Generating a qie.cfg

  1. Run a padre query with the following query processor options:

    • -res=qiecfg: tells padre to return results as qie.cfg compatible text.

    • -qieval=: tells padre the weight to return with each URL

      eg.

      $ QUERY_STRING='collection=mycollection&query=myquery&view=offline' $SEARCH_HOME/bin/padre-sw -res=qiecfg > $SEARCH_HOME/conf/mycollection/myqie.cfg

      The output is written to myqie.cfg and is a valid qie.cfg

  2. Apply the QIE

    To apply the query independent evidence to the index run the following command.

    $ $SEARCH_HOME/bin/padre-qi $SEARCH_HOME/data/mycollection/offline/idx/index $SEARCH_HOME/conf/mycollection/myqie.cfg

Note: Funnelback 14.2 and earlier

In 14.2 and earlier padre-sw contains a bug that causes html encoding to occur in the URLs that are printed.

When using this method to generate configuration it may be necessary to sanitise the output (with something like sed) to fix the URLs.

A command similar to the following can be used to clean the output:

$ cat padreswgenerated.cfg | sed -e 's/amp;//g' -e 's/<!--.*\?-->//g' -e '/^$/d' > cleanedconfig.cfg

This command removes the html encoded ampersands and also lines containing html comments and empty lines.

Alternate method for generating gscope/kill/qie configuration files

This method involves running a query against the Funnelback index and using a custom template to return the configuration file.
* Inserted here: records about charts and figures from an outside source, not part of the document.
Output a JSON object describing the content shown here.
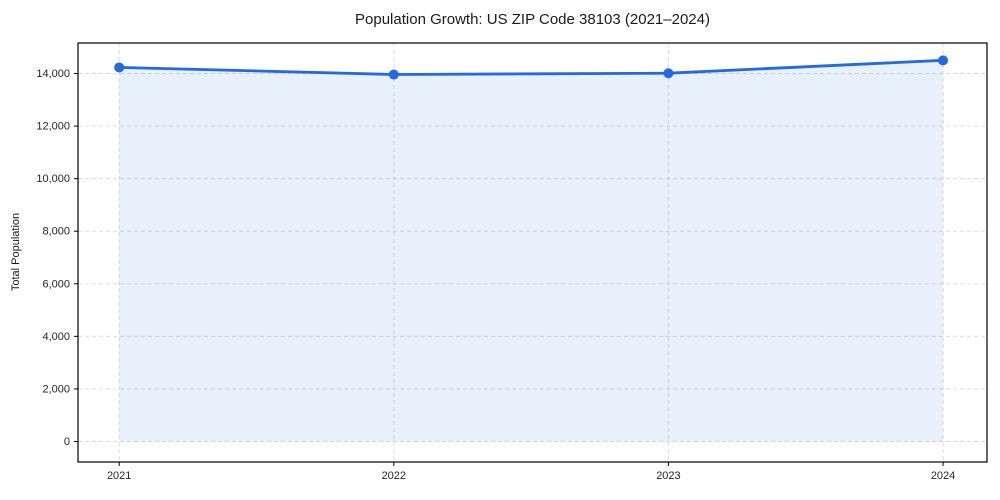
{
  "figure": {
    "background": "#ffffff"
  },
  "chart_data": {
    "type": "line",
    "title": "Population Growth: US ZIP Code 38103 (2021–2024)",
    "xlabel": "",
    "ylabel": "Total Population",
    "x": [
      2021,
      2022,
      2023,
      2024
    ],
    "series": [
      {
        "name": "Total Population",
        "values": [
          14230,
          13960,
          14010,
          14500
        ]
      }
    ],
    "xticks": {
      "values": [
        2021,
        2022,
        2023,
        2024
      ],
      "labels": [
        "2021",
        "2022",
        "2023",
        "2024"
      ]
    },
    "yticks": {
      "values": [
        0,
        2000,
        4000,
        6000,
        8000,
        10000,
        12000,
        14000
      ],
      "labels": [
        "0",
        "2,000",
        "4,000",
        "6,000",
        "8,000",
        "10,000",
        "12,000",
        "14,000"
      ]
    },
    "xlim": [
      2020.85,
      2024.16
    ],
    "ylim": [
      -780,
      15160
    ],
    "grid": true,
    "grid_style": "dashed",
    "legend": "none",
    "area_baseline": 0,
    "colors": {
      "line": "#2269e2",
      "marker": "#2269e2",
      "fill": "rgba(34,105,226,0.10)",
      "grid": "#d9d9d9",
      "spine": "#000000",
      "tick_label": "#262626"
    },
    "marker_radius": 5,
    "line_width": 2.8
  }
}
This method is required for older versions of Funnelback that don’t support the additional padre-sw result modes. This method also works more reliably under Windows (Note: requires Cygwin for the curl command).

  1. Create a custom template (qie.ftl) containing the following code:

    <#ftl encoding="utf-8" />
    <#import "/web/templates/modernui/funnelback_classic.ftl" as s/>
    <#import "/web/templates/modernui/funnelback.ftl" as fb/>
    <@s.Results>
    <#if s.result.class.simpleName != "TierBar">
    <#compress><#if question.inputParameterMap["wt"]?exists>${question.inputParameterMap["wt"]?html} </#if>${s.result.liveUrl}</#compress>
    </#if>
    </@s.Results>

    The template checks for an option custom CGI parameter (wt) that contains the weighting to apply for each line. This can contain the QIE weight to assign, or gscope ID to return.

  2. Create post index workflow to run a curl command that saves the configuration file. Set appropriate values for num_ranks, query, collection and wt. wt is not required if you are generating a kill_exact.cfg.

    $ curl --connect-timeout 60 --retry 3 --retry-delay 20 "http://127.0.0.1/s/search.html?query=QUERY&num_ranks=LARGE_VALUE&wt=WT&view=offline&collection=COLLECTION&form=qie&profile=_default_preview" -o $SEARCH_HOME/conf/$COLLECTION_NAME/CONFIG.cfg || exit 1

    Repeat this command for each different gscope number/QIE weight you require.